Edit: you might still need the SNI depending on what you’re connecting to.

For example, say you’re using maps.google.com, you’re SNI value could be *.google.com that’s just a contrived example.

This isn’t deployed anywhere, I’m working on my localhost. So I can’t even get it to work locally

Good to know about the SNI value, I misunderstood what was needed there so I’ll modify that and give it a try. I’ll also try reducing the options and seeing if that has any effect. Thanks!

I finally found the right combination of options to get it working. What a pain!

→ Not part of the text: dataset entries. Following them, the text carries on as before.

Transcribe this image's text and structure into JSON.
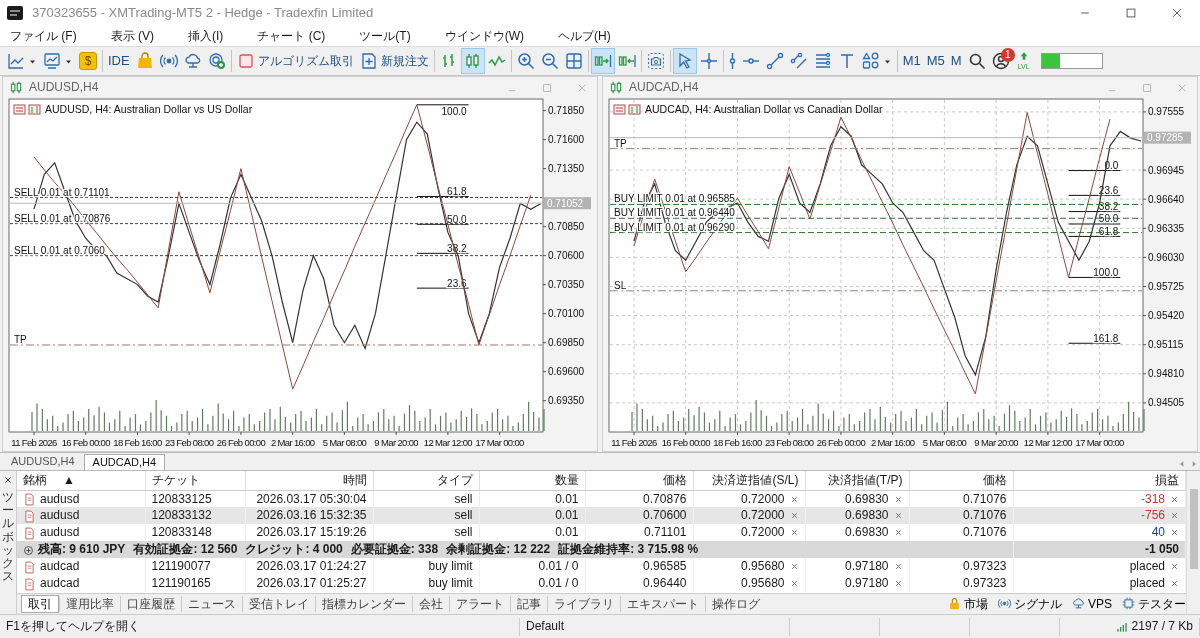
{
  "window": {
    "title": "370323655 - XMTrading-MT5 2 - Hedge - Tradexfin Limited"
  },
  "menu": [
    "ファイル (F)",
    "表示 (V)",
    "挿入(I)",
    "チャート (C)",
    "ツール(T)",
    "ウインドウ(W)",
    "ヘルプ(H)"
  ],
  "toolbar": [
    {
      "kind": "icon",
      "selected": false,
      "dropdown": true
    },
    {
      "kind": "icon",
      "selected": false,
      "dropdown": true
    },
    {
      "kind": "coin",
      "label": "$",
      "selected": false
    },
    {
      "kind": "separator"
    },
    {
      "kind": "text",
      "label": "IDE",
      "selected": false
    },
    {
      "kind": "icon",
      "selected": false
    },
    {
      "kind": "icon",
      "selected": false
    },
    {
      "kind": "icon",
      "selected": false
    },
    {
      "kind": "icon",
      "selected": false
    },
    {
      "kind": "separator"
    },
    {
      "kind": "label",
      "label": "アルゴリズム取引",
      "selected": false
    },
    {
      "kind": "label",
      "label": "新規注文",
      "selected": false
    },
    {
      "kind": "separator"
    },
    {
      "kind": "icon",
      "selected": false
    },
    {
      "kind": "icon",
      "selected": true
    },
    {
      "kind": "icon",
      "selected": false
    },
    {
      "kind": "separator"
    },
    {
      "kind": "icon",
      "selected": false
    },
    {
      "kind": "icon",
      "selected": false
    },
    {
      "kind": "icon",
      "selected": false
    },
    {
      "kind": "separator"
    },
    {
      "kind": "icon",
      "selected": true
    },
    {
      "kind": "icon",
      "selected": false
    },
    {
      "kind": "separator"
    },
    {
      "kind": "icon",
      "selected": false
    },
    {
      "kind": "separator"
    },
    {
      "kind": "icon",
      "selected": true
    },
    {
      "kind": "icon",
      "selected": false
    },
    {
      "kind": "separator"
    },
    {
      "kind": "icon",
      "selected": false
    },
    {
      "kind": "icon",
      "selected": false
    },
    {
      "kind": "icon",
      "selected": false
    },
    {
      "kind": "icon",
      "selected": false
    },
    {
      "kind": "icon",
      "selected": false
    },
    {
      "kind": "icon",
      "selected": false
    },
    {
      "kind": "icon",
      "selected": false,
      "dropdown": true
    },
    {
      "kind": "separator"
    },
    {
      "kind": "text",
      "label": "M1",
      "selected": false
    },
    {
      "kind": "text",
      "label": "M5",
      "selected": false
    },
    {
      "kind": "text",
      "label": "M",
      "selected": false
    },
    {
      "kind": "icon",
      "selected": false
    },
    {
      "kind": "account",
      "badge": "1",
      "selected": false
    },
    {
      "kind": "lvl",
      "label": "LVL",
      "selected": false
    },
    {
      "kind": "meter",
      "level": 0.3
    }
  ],
  "charts": [
    {
      "window_title": "AUDUSD,H4",
      "header": "AUDUSD, H4:  Australian Dollar vs US Dollar",
      "fibonacci_levels": [
        "100.0",
        "61.8",
        "50.0",
        "38.2",
        "23.6"
      ],
      "chart_data": {
        "type": "line",
        "grid": false,
        "ylim": [
          0.6908,
          0.7195
        ],
        "categories": [
          "11 Feb 2026",
          null,
          null,
          null,
          null,
          "16 Feb 00:00",
          null,
          null,
          null,
          null,
          "18 Feb 16:00",
          null,
          null,
          null,
          null,
          "23 Feb 08:00",
          null,
          null,
          null,
          null,
          "26 Feb 00:00",
          null,
          null,
          null,
          null,
          "2 Mar 16:00",
          null,
          null,
          null,
          null,
          "5 Mar 08:00",
          null,
          null,
          null,
          null,
          "9 Mar 20:00",
          null,
          null,
          null,
          null,
          "12 Mar 12:00",
          null,
          null,
          null,
          null,
          "17 Mar 00:00",
          null,
          null,
          null,
          null
        ],
        "series": [
          {
            "color": "#333333",
            "values": [
              0.71,
              0.713,
              0.714,
              0.7115,
              0.709,
              0.7075,
              0.7065,
              0.706,
              0.7045,
              0.704,
              0.7035,
              0.7025,
              0.702,
              0.706,
              0.7105,
              0.708,
              0.7055,
              0.7035,
              0.707,
              0.711,
              0.713,
              0.711,
              0.709,
              0.706,
              0.702,
              0.6985,
              0.703,
              0.706,
              0.704,
              0.7,
              0.6985,
              0.7,
              0.698,
              0.701,
              0.706,
              0.711,
              0.716,
              0.7175,
              0.7165,
              0.712,
              0.708,
              0.706,
              0.701,
              0.6985,
              0.701,
              0.705,
              0.7075,
              0.7105,
              0.71,
              0.7105
            ]
          },
          {
            "color": "#8b4a3c",
            "values": [
              0.7145,
              0.7134,
              0.7123,
              0.7113,
              0.7102,
              0.7091,
              0.708,
              0.7069,
              0.7058,
              0.7048,
              0.7037,
              0.7026,
              0.7015,
              0.7065,
              0.7115,
              0.7086,
              0.7057,
              0.7028,
              0.7064,
              0.7099,
              0.7135,
              0.7097,
              0.7059,
              0.7021,
              0.6983,
              0.6945,
              0.6965,
              0.6986,
              0.7006,
              0.7027,
              0.7047,
              0.7068,
              0.7088,
              0.7108,
              0.7129,
              0.7149,
              0.717,
              0.719,
              0.7156,
              0.7121,
              0.7087,
              0.7052,
              0.7018,
              0.6983,
              0.7009,
              0.7035,
              0.706,
              0.7086,
              0.7112,
              null
            ]
          }
        ],
        "yticks": [
          {
            "value": 0.7185,
            "label": "0.71850"
          },
          {
            "value": 0.716,
            "label": "0.71600"
          },
          {
            "value": 0.7135,
            "label": "0.71350"
          },
          {
            "value": 0.7085,
            "label": "0.70850"
          },
          {
            "value": 0.706,
            "label": "0.70600"
          },
          {
            "value": 0.7035,
            "label": "0.70350"
          },
          {
            "value": 0.701,
            "label": "0.70100"
          },
          {
            "value": 0.6985,
            "label": "0.69850"
          },
          {
            "value": 0.696,
            "label": "0.69600"
          },
          {
            "value": 0.6935,
            "label": "0.69350"
          }
        ],
        "ref_lines": [
          {
            "axis": "y",
            "value": 0.71101,
            "label": "SELL 0.01 at 0.71101",
            "color": "#444444"
          },
          {
            "axis": "y",
            "value": 0.70876,
            "label": "SELL 0.01 at 0.70876",
            "color": "#444444"
          },
          {
            "axis": "y",
            "value": 0.706,
            "label": "SELL 0.01 at 0.7060",
            "color": "#444444"
          },
          {
            "axis": "y",
            "value": 0.6983,
            "label": "TP",
            "color": "#a57a68"
          },
          {
            "axis": "y",
            "value": 0.71052,
            "label": "0.71052",
            "color": "#b8b8b8"
          }
        ]
      }
    },
    {
      "window_title": "AUDCAD,H4",
      "header": "AUDCAD, H4:  Australian Dollar vs Canadian Dollar",
      "fibonacci_levels": [
        "0.0",
        "23.6",
        "38.2",
        "50.0",
        "61.8",
        "100.0",
        "161.8"
      ],
      "chart_data": {
        "type": "line",
        "grid": true,
        "ylim": [
          0.942,
          0.9769
        ],
        "categories": [
          "11 Feb 2026",
          null,
          null,
          null,
          null,
          "16 Feb 00:00",
          null,
          null,
          null,
          null,
          "18 Feb 16:00",
          null,
          null,
          null,
          null,
          "23 Feb 08:00",
          null,
          null,
          null,
          null,
          "26 Feb 00:00",
          null,
          null,
          null,
          null,
          "2 Mar 16:00",
          null,
          null,
          null,
          null,
          "5 Mar 08:00",
          null,
          null,
          null,
          null,
          "9 Mar 20:00",
          null,
          null,
          null,
          null,
          "12 Mar 12:00",
          null,
          null,
          null,
          null,
          "17 Mar 00:00",
          null,
          null,
          null,
          null
        ],
        "series": [
          {
            "color": "#333333",
            "values": [
              0.962,
              0.966,
              0.968,
              0.964,
              0.961,
              0.96,
              0.962,
              0.964,
              0.965,
              0.9655,
              0.966,
              0.964,
              0.9625,
              0.962,
              0.9665,
              0.969,
              0.966,
              0.965,
              0.968,
              0.972,
              0.974,
              0.973,
              0.97,
              0.969,
              0.968,
              0.966,
              0.965,
              0.963,
              0.961,
              0.96,
              0.957,
              0.954,
              0.95,
              0.948,
              0.952,
              0.959,
              0.965,
              0.97,
              0.973,
              0.972,
              0.968,
              0.964,
              0.962,
              0.96,
              0.962,
              0.966,
              0.972,
              0.9735,
              0.9728,
              0.9725
            ]
          },
          {
            "color": "#8b4a3c",
            "values": [
              0.9615,
              0.965,
              0.9685,
              0.9653,
              0.962,
              0.9588,
              0.9603,
              0.9619,
              0.9634,
              0.965,
              0.9665,
              0.9647,
              0.963,
              0.9612,
              0.9655,
              0.9698,
              0.9671,
              0.9643,
              0.9679,
              0.9714,
              0.975,
              0.9728,
              0.9705,
              0.9683,
              0.9661,
              0.9639,
              0.9616,
              0.9594,
              0.9572,
              0.9549,
              0.9527,
              0.9505,
              0.9482,
              0.946,
              0.9519,
              0.9578,
              0.9637,
              0.9696,
              0.9755,
              0.9712,
              0.9669,
              0.9625,
              0.9582,
              0.9624,
              0.9665,
              0.9707,
              0.9748,
              null,
              null,
              null
            ]
          }
        ],
        "yticks": [
          {
            "value": 0.97555,
            "label": "0.97555"
          },
          {
            "value": 0.96945,
            "label": "0.96945"
          },
          {
            "value": 0.9664,
            "label": "0.96640"
          },
          {
            "value": 0.96335,
            "label": "0.96335"
          },
          {
            "value": 0.9603,
            "label": "0.96030"
          },
          {
            "value": 0.95725,
            "label": "0.95725"
          },
          {
            "value": 0.9542,
            "label": "0.95420"
          },
          {
            "value": 0.95115,
            "label": "0.95115"
          },
          {
            "value": 0.9481,
            "label": "0.94810"
          },
          {
            "value": 0.94505,
            "label": "0.94505"
          }
        ],
        "ref_lines": [
          {
            "axis": "y",
            "value": 0.9717,
            "label": "TP",
            "color": "#a57a68"
          },
          {
            "axis": "y",
            "value": 0.96585,
            "label": "BUY LIMIT 0.01 at 0.96585",
            "color": "#2f6f2f"
          },
          {
            "axis": "y",
            "value": 0.9644,
            "label": "BUY LIMIT 0.01 at 0.96440",
            "color": "#2f6f2f"
          },
          {
            "axis": "y",
            "value": 0.9629,
            "label": "BUY LIMIT 0.01 at 0.96290",
            "color": "#2f6f2f"
          },
          {
            "axis": "y",
            "value": 0.9568,
            "label": "SL",
            "color": "#a57a68"
          },
          {
            "axis": "y",
            "value": 0.97285,
            "label": "0.97285",
            "color": "#b8b8b8"
          }
        ]
      }
    }
  ],
  "chart_tabs": [
    {
      "label": "AUDUSD,H4",
      "selected": false
    },
    {
      "label": "AUDCAD,H4",
      "selected": true
    }
  ],
  "toolbox": {
    "title": "ツールボックス",
    "columns": [
      {
        "label": "銘柄",
        "sort": "▲"
      },
      {
        "label": "チケット"
      },
      {
        "label": "時間"
      },
      {
        "label": "タイプ"
      },
      {
        "label": "数量"
      },
      {
        "label": "価格"
      },
      {
        "label": "決済逆指値(S/L)"
      },
      {
        "label": "決済指値(T/P)"
      },
      {
        "label": "価格"
      },
      {
        "label": "損益"
      }
    ],
    "positions": [
      {
        "symbol": "audusd",
        "ticket": "120833125",
        "time": "2026.03.17 05:30:04",
        "type": "sell",
        "volume": "0.01",
        "price": "0.70876",
        "sl": "0.72000",
        "tp": "0.69830",
        "current": "0.71076",
        "profit": "-318",
        "color": "#c0392b",
        "selected": false
      },
      {
        "symbol": "audusd",
        "ticket": "120833132",
        "time": "2026.03.16 15:32:35",
        "type": "sell",
        "volume": "0.01",
        "price": "0.70600",
        "sl": "0.72000",
        "tp": "0.69830",
        "current": "0.71076",
        "profit": "-756",
        "color": "#c0392b",
        "selected": true
      },
      {
        "symbol": "audusd",
        "ticket": "120833148",
        "time": "2026.03.17 15:19:26",
        "type": "sell",
        "volume": "0.01",
        "price": "0.71101",
        "sl": "0.72000",
        "tp": "0.69830",
        "current": "0.71076",
        "profit": "40",
        "color": "#1f3fa0",
        "selected": false
      }
    ],
    "summary": [
      "残高: 9 610 JPY",
      "有効証拠金: 12 560",
      "クレジット: 4 000",
      "必要証拠金: 338",
      "余剰証拠金: 12 222",
      "証拠金維持率: 3 715.98 %"
    ],
    "summary_total": "-1 050",
    "orders": [
      {
        "symbol": "audcad",
        "ticket": "121190077",
        "time": "2026.03.17 01:24:27",
        "type": "buy limit",
        "volume": "0.01 / 0",
        "price": "0.96585",
        "sl": "0.95680",
        "tp": "0.97180",
        "current": "0.97323",
        "status": "placed"
      },
      {
        "symbol": "audcad",
        "ticket": "121190165",
        "time": "2026.03.17 01:25:27",
        "type": "buy limit",
        "volume": "0.01 / 0",
        "price": "0.96440",
        "sl": "0.95680",
        "tp": "0.97180",
        "current": "0.97323",
        "status": "placed"
      }
    ],
    "tabs": [
      {
        "label": "取引",
        "selected": true
      },
      {
        "label": "運用比率",
        "selected": false
      },
      {
        "label": "口座履歴",
        "selected": false
      },
      {
        "label": "ニュース",
        "selected": false
      },
      {
        "label": "受信トレイ",
        "selected": false
      },
      {
        "label": "指標カレンダー",
        "selected": false
      },
      {
        "label": "会社",
        "selected": false
      },
      {
        "label": "アラート",
        "selected": false
      },
      {
        "label": "記事",
        "selected": false
      },
      {
        "label": "ライブラリ",
        "selected": false
      },
      {
        "label": "エキスパート",
        "selected": false
      },
      {
        "label": "操作ログ",
        "selected": false
      }
    ],
    "links": [
      "市場",
      "シグナル",
      "VPS",
      "テスター"
    ]
  },
  "status_bar": {
    "help": "F1を押してヘルプを開く",
    "profile": "Default",
    "traffic": "2197 / 7 Kb"
  }
}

Somehow this ended up working:

 def ssl_start() do host = Application.get_env(:appname, :epp_host) |> String.to_charlist() port = Application.get_env(:appname, :epp_port) certs = File.cwd!() <> "/ssl/certs.pem" key = File.cwd!() <> "/ssl/key.pem" :public_key.cacerts_load(certs) opts = [ cacerts: :public_key.cacerts_get(), verify: :verify_none, certfile: certs, keyfile: key ] :ssl.start() case :ssl.connect(host, port, opts, 5000) do {:ok, socket} -> socket {:error, err} -> dbg(err) nil end end 

I received a file with 1 key & 3 certs. I tried separating each cert into it’s own file, but the working combination was to have the 3 certs in 1 file, and the key in another.